Mit Nachdruck zum letzten Eindruck

Berlin/Dresden. Im Streit um die Führungsrolle in einer künftigen Bundesregierung zeichnet sich weiter keine rasche Lösung ab. Vor der Nachwahl in Dresden an diesem Sonntag blieben Union und SPD bei ihren starren Positionen.

Die beiden vermeintlich Großen im schwarz-roten Machtkampf, Angela Merkel und Gerhard Schröder, schlugen gestern per Interviews letzte verbale Pflöcke ein. In der Hoffnung, mit Nachdruck beim Wähler in Dresden noch etwas Eindruck zu hinterlassen. Am Sonntag wird im Wahlkreis 160 endlich gewählt, erst danach ist die Bundestagswahl offiziell beendet.An den grundsätzlichen Mehrheitsverhältnissen im Bundestag wird der Urnengang in der sächsischen Landeshauptstadt zwar nichts mehr ändern. Dem Dresdner Wahlergebnis, dem Abschneiden von Schwarzen und Roten, messen jedoch beide Seiten erhebliche Symbolkraft für den Berliner Koalitionspoker bei. Merkel und Schröder ließen daher gestern noch einmal die Muskeln spielen. Koalitionsverhandlungen würden erst beginnen, lautete die letzte Wahl-Offensive der Herausforderin, wenn die notwendige Vertrauensbasis geschaffen sei. "Zu der auch gehört, dass die SPD die Kanzlerschaft für die Union als stärkste Fraktion und damit der Kanzlerkandidatin anerkennt", wiederholte Merkel.

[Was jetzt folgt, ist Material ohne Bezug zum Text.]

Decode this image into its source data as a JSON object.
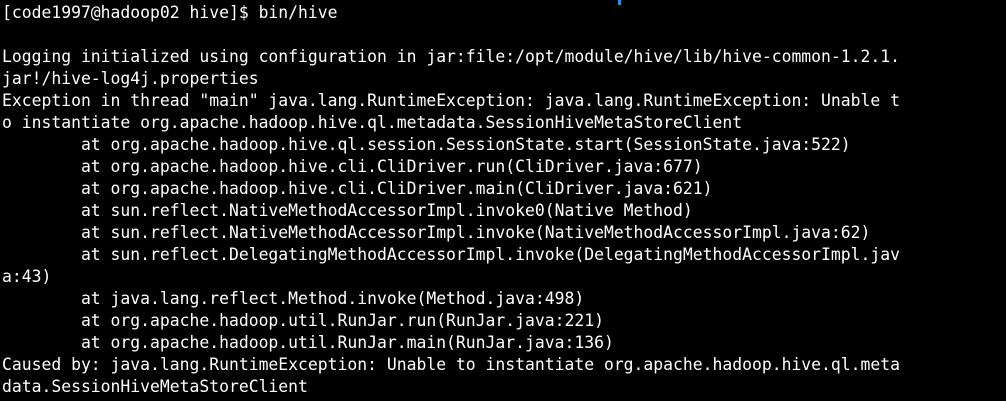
{
  "terminal": {
    "prompt": "[code1997@hadoop02 hive]$ bin/hive",
    "lines": [
      "",
      "Logging initialized using configuration in jar:file:/opt/module/hive/lib/hive-common-1.2.1.",
      "jar!/hive-log4j.properties",
      "Exception in thread \"main\" java.lang.RuntimeException: java.lang.RuntimeException: Unable t",
      "o instantiate org.apache.hadoop.hive.ql.metadata.SessionHiveMetaStoreClient",
      "        at org.apache.hadoop.hive.ql.session.SessionState.start(SessionState.java:522)",
      "        at org.apache.hadoop.hive.cli.CliDriver.run(CliDriver.java:677)",
      "        at org.apache.hadoop.hive.cli.CliDriver.main(CliDriver.java:621)",
      "        at sun.reflect.NativeMethodAccessorImpl.invoke0(Native Method)",
      "        at sun.reflect.NativeMethodAccessorImpl.invoke(NativeMethodAccessorImpl.java:62)",
      "        at sun.reflect.DelegatingMethodAccessorImpl.invoke(DelegatingMethodAccessorImpl.jav",
      "a:43)",
      "        at java.lang.reflect.Method.invoke(Method.java:498)",
      "        at org.apache.hadoop.util.RunJar.run(RunJar.java:221)",
      "        at org.apache.hadoop.util.RunJar.main(RunJar.java:136)",
      "Caused by: java.lang.RuntimeException: Unable to instantiate org.apache.hadoop.hive.ql.meta",
      "data.SessionHiveMetaStoreClient"
    ],
    "colors": {
      "background": "#000000",
      "foreground": "#ffffff",
      "marker": "#1e90ff"
    }
  }
}
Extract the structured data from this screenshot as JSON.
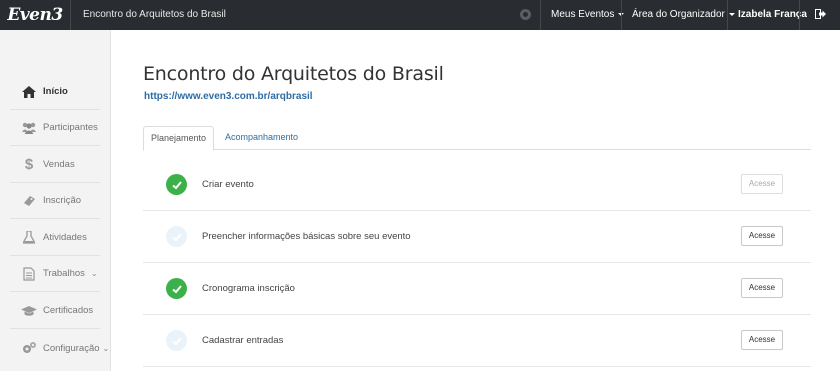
{
  "topbar": {
    "logo": "Even3",
    "event_name": "Encontro do Arquitetos do Brasil",
    "menu_eventos": "Meus Eventos",
    "menu_organizador": "Área do Organizador",
    "user_name": "Izabela França"
  },
  "sidebar": {
    "items": [
      {
        "label": "Início",
        "icon": "home-icon",
        "active": true
      },
      {
        "label": "Participantes",
        "icon": "users-icon"
      },
      {
        "label": "Vendas",
        "icon": "dollar-icon"
      },
      {
        "label": "Inscrição",
        "icon": "ticket-icon"
      },
      {
        "label": "Atividades",
        "icon": "flask-icon"
      },
      {
        "label": "Trabalhos",
        "icon": "document-icon",
        "expandable": true
      },
      {
        "label": "Certificados",
        "icon": "graduation-cap-icon"
      },
      {
        "label": "Configuração",
        "icon": "gears-icon",
        "expandable": true
      }
    ]
  },
  "main": {
    "title": "Encontro do Arquitetos do Brasil",
    "url": "https://www.even3.com.br/arqbrasil",
    "tabs": [
      {
        "label": "Planejamento",
        "active": true
      },
      {
        "label": "Acompanhamento",
        "active": false
      }
    ],
    "tasks": [
      {
        "label": "Criar evento",
        "done": true,
        "button": "Acesse",
        "button_enabled": false
      },
      {
        "label": "Preencher informações básicas sobre seu evento",
        "done": false,
        "button": "Acesse",
        "button_enabled": true
      },
      {
        "label": "Cronograma inscrição",
        "done": true,
        "button": "Acesse",
        "button_enabled": true
      },
      {
        "label": "Cadastrar entradas",
        "done": false,
        "button": "Acesse",
        "button_enabled": true
      }
    ]
  },
  "colors": {
    "topbar_bg": "#292c30",
    "link_blue": "#2e6da4",
    "check_green": "#3cb04a",
    "check_pending": "#eaf2fa"
  }
}
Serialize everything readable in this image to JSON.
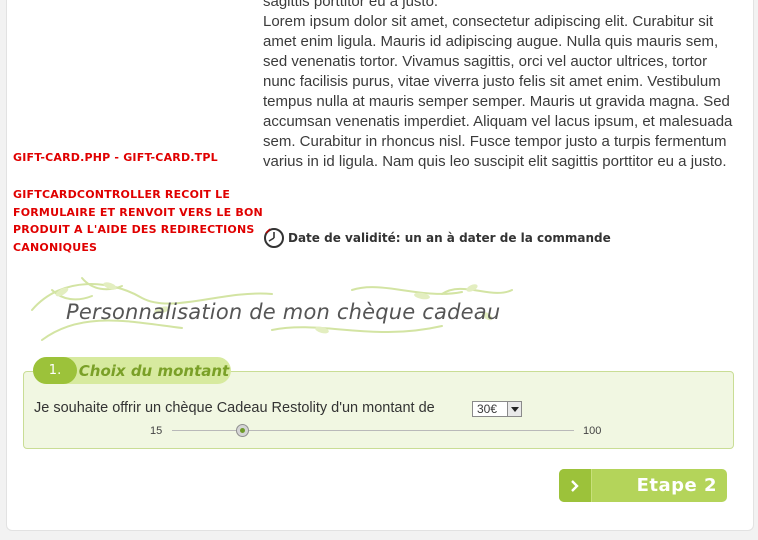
{
  "description": {
    "paragraphs": [
      "sagittis porttitor eu a justo.",
      "Lorem ipsum dolor sit amet, consectetur adipiscing elit. Curabitur sit amet enim ligula. Mauris id adipiscing augue. Nulla quis mauris sem, sed venenatis tortor. Vivamus sagittis, orci vel auctor ultrices, tortor nunc facilisis purus, vitae viverra justo felis sit amet enim. Vestibulum tempus nulla at mauris semper semper. Mauris ut gravida magna. Sed accumsan venenatis imperdiet. Aliquam vel lacus ipsum, et malesuada sem. Curabitur in rhoncus nisl. Fusce tempor justo a turpis fermentum varius in id ligula. Nam quis leo suscipit elit sagittis porttitor eu a justo."
    ]
  },
  "debug": {
    "file_label": "GIFT-CARD.PHP - GIFT-CARD.TPL",
    "controller_note": "GIFTCARDCONTROLLER RECOIT LE FORMULAIRE ET RENVOIT VERS LE BON PRODUIT A L'AIDE DES REDIRECTIONS CANONIQUES"
  },
  "validity": {
    "icon": "clock-icon",
    "text": "Date de validité: un an à dater de la commande"
  },
  "section": {
    "title": "Personnalisation de mon chèque cadeau"
  },
  "step1": {
    "number": "1.",
    "title": "Choix du montant",
    "amount_label": "Je souhaite offrir un chèque Cadeau Restolity d'un montant de",
    "amount_value": "30€",
    "slider": {
      "min_label": "15",
      "max_label": "100",
      "min": 15,
      "max": 100,
      "value": 30
    }
  },
  "next_button": {
    "label": "Etape 2",
    "icon": "chevron-right-icon"
  },
  "colors": {
    "accent": "#9cc23a",
    "accent_light": "#b4d45a",
    "debug_red": "#e00000",
    "panel_bg": "#f1f7e2"
  }
}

Im umkämpften Kanzleramt sitzt aber noch Gerhard Schröder, der trotz aller laut gewordenen innerparteilicher Unkenrufe nicht müde wird zu betonen, dass dies so bleiben soll. Wenn auch längst nicht mit der Klarheit vergangener Tage. Seine Widersacherin wirkt diesbezüglich viel zielstrebiger. "Bei einem so geringen Unterschied bei den Mandaten im Parlament kann die eine Seite der anderen Seite keine Ultimaten stellen oder irgend etwas diktieren", bewertete Schröder Merkels Aufforderung. Die Fronten in der K-Frage sind also weiter verhärtet. Das Dresdner Wahlergebnis könnte sie weichspülen. Denn in beiden Lagern wird das Signal als überaus wichtig angesehen, das aus der sächsischen Stadt in den Rest der Republik gesendet wird. Der Gewinner darf sich deutlich gestärkt fühlen. Kein Wunder, dass die Parteioberen allesamt gestern noch einmal zu Wahlkampf-Auftritten an die Elbe reisten. In Berlin wurde derweil fleißig weiter spekuliert. Zum Beispiel, dass Gerhard Schröder je nach Ausgang nicht gleich am Sonntagabend, aber vielleicht am Montag seinen Rückzug erklären könnte. Staatstragend, am Tag der deutschen Einheit. Das würde zu ihm passen. Auch wenn dies aus dem Umfeld von SPD-Chef Franz Müntefering und seitens der Bundesregierung kategorisch verneint wird, weiß man, dass der Niedersachse nicht gerne lange fackelt. Jedenfalls kommt das SPD-Präsidium am Montagabend zusammen, und angeblich soll der 45-köpfige Parteivorstand sich für den Fall der Fälle bereit halten. Gegen den schnellen Abgang spricht allerdings, dass Schröder damit den Genossen ad hoc Verhandlungsspielräume nehmen würde - personell und inhaltlich. Sein Ziel, die SPD für Gespräche stark zu machen und zu halten, wäre dann von jetzt auf gleich verpufft. Dass der Niedersachse irgendwann gehen wird, gilt in Berlin jedoch als sicher.

Nach Dresden dürfte aber noch mehr ins Rollen geraten. Bislang galten in der Union und in der SPD mehr oder weniger Stillhalteabkommen, die mit Ende des Wahlkampfes nun langsam zu bröckeln beginnen: So geht die SPD-Linke bereits auf Distanz zur großen Koalition, die die Genossen durchaus vor eine Zerreißprobe stellen könnte. Deshalb wird Franz Müntefering weiter als Vizekanzler gehandelt, nur er kann den Laden zusammen halten. Die heikle Debatte darüber wird noch richtig in Fahrt geraten, genauso wie eine andere: In der Union wächst die Kritik am Wahlkampf von Kandidatin Merkel. Dass die Ostdeutsche bei einem schlechten Abschneiden der Union in Dresden noch ausgewechselt wird, ist aber mittlerweile eher unwahrscheinlicher. Dafür haben sich die innerparteilichen Reservekanzler wie Roland Koch, Christian Wulff und Edmund Stoiber zu kompromisslos hinter sie gestellt.